Golf is Fun…When You Know What You Are Doing

By Luke Benoit, PGA Professional



Not that long ago I was teaching a beginner golfer. He told me right away about a big work tournament he had coming up in a couple months. Like most golfers new to the sport he thought it was important to get the ball into the air with some regularity. He was right about this, but his insistence that this turn of events happen now was misplaced. He had been playing for about a year and had a terrible golf swing with a tempo so quick it looked like or maybe caused a seizure. We were 5 minutes into our first lesson and I hadn’t even given him any tips yet when he turned to me after another topped shot and blurted out, “I need to stop thinking so much”. At that moment, I knew exactly what he meant. His brain was so overloaded with swing thoughts that he couldn’t actually make solid contact with the golf ball. He spewed out his thoughts like a guilty Catholic at his first penance. Out came a word salad only a type “A” golf channel addict could come up with. Head down, left wrist extended, weak grip, attack angle down, swing path rigth, swing plane flat. He even finished with some brilliant, but grossly inappropriate comment about D plane. It was highlight real material I wish I had on tape. I said “Wow. That’s a lot of stuff. Now clear your head and hit one without thinking”. He tried. It was still garbage. He topped it so badly it actually got some air from the rebound off the mat.

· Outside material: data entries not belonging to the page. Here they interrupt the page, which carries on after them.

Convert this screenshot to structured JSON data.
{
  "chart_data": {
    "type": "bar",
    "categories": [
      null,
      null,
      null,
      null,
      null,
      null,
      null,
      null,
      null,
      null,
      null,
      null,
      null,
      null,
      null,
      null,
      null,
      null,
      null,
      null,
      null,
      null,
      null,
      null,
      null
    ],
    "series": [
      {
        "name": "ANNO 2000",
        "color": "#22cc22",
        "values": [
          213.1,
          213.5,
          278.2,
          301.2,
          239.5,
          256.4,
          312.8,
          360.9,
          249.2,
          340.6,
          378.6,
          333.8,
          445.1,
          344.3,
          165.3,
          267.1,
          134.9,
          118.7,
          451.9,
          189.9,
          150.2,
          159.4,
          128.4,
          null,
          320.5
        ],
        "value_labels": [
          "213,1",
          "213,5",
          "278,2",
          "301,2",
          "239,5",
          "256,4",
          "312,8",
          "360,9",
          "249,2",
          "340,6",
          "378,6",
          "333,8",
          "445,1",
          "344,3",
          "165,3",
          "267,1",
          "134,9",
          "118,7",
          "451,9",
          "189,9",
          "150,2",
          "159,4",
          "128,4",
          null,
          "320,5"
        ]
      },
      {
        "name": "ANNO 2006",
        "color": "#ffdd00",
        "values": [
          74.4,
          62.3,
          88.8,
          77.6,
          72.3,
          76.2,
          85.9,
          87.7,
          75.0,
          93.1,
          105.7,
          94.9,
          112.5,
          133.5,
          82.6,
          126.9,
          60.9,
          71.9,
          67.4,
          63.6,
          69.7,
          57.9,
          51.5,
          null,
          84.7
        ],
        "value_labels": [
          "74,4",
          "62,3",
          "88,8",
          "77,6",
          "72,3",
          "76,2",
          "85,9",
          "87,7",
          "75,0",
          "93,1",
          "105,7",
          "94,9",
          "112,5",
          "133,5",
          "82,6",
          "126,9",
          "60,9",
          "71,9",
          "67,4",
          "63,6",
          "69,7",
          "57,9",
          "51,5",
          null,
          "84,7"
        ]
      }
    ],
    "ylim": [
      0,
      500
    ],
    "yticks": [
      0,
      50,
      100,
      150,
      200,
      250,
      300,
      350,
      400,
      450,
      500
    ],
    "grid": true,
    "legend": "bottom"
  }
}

At that moment, I showed him the carnage on video. It was painful, but he took it like a champ. There were about 98 things wrong, but I stopped at 19. Then I turned off the projector and it all went dark for him. No more numbers to look at, no more ball flight. He could freely top the ball, but Trackman would not know where it went and neither would we once the ball hit the screen. Just a man with a ball, a club, and a dream — to not suck at golf. At that moment a new golf swing began to emerge. Over the next 45 minutes, we put together a swing with a molasses backswing that went up to his waist. Then he paused for 3 seconds to bow his left wrist and shallow his plane. Next, he hammered his left heel into the ground and swung to a full finish. We did the first 40 shots with a pitching wedge and a ¼ inch tee. Pretty soon he was consistently banging high draws out there 125 yards and I took the tee away. He struggled a bit more without the tee, but I could tell he was finally getting it. He had never hit the ball so solid, yet his swing felt comically short and his wrist was sore. He could not believe that the ball actually went further without a backswing and that it didn’t slice anymore. I told him his old swing was so bad at storing energy that literally everything that happened above his bellybutton was a waste, which is why the new swing worked so well.

Over the next few weeks, we continued to grind. The molasses backswing turned into a rhythmical waltz followed by a bump of the hips and a swivel of the left knee. Soon he was posing for each shot like he expected it to go in. After a couple of months, I asked him what he had learned from the process. He said that thinking isn’t bad, it’s necessary. The problem arises when you think you know what you’re doing but actually have no clue. The man went on to play well in the tournament. He continued to struggle at times, as we all do, but the mental breakthroughs he made stuck and within a year he was breaking 80. Every once in the while we still turn off the projector and dig deep, but the tension is gone, as are the seizures. Golf is fun when you know what you’re doing.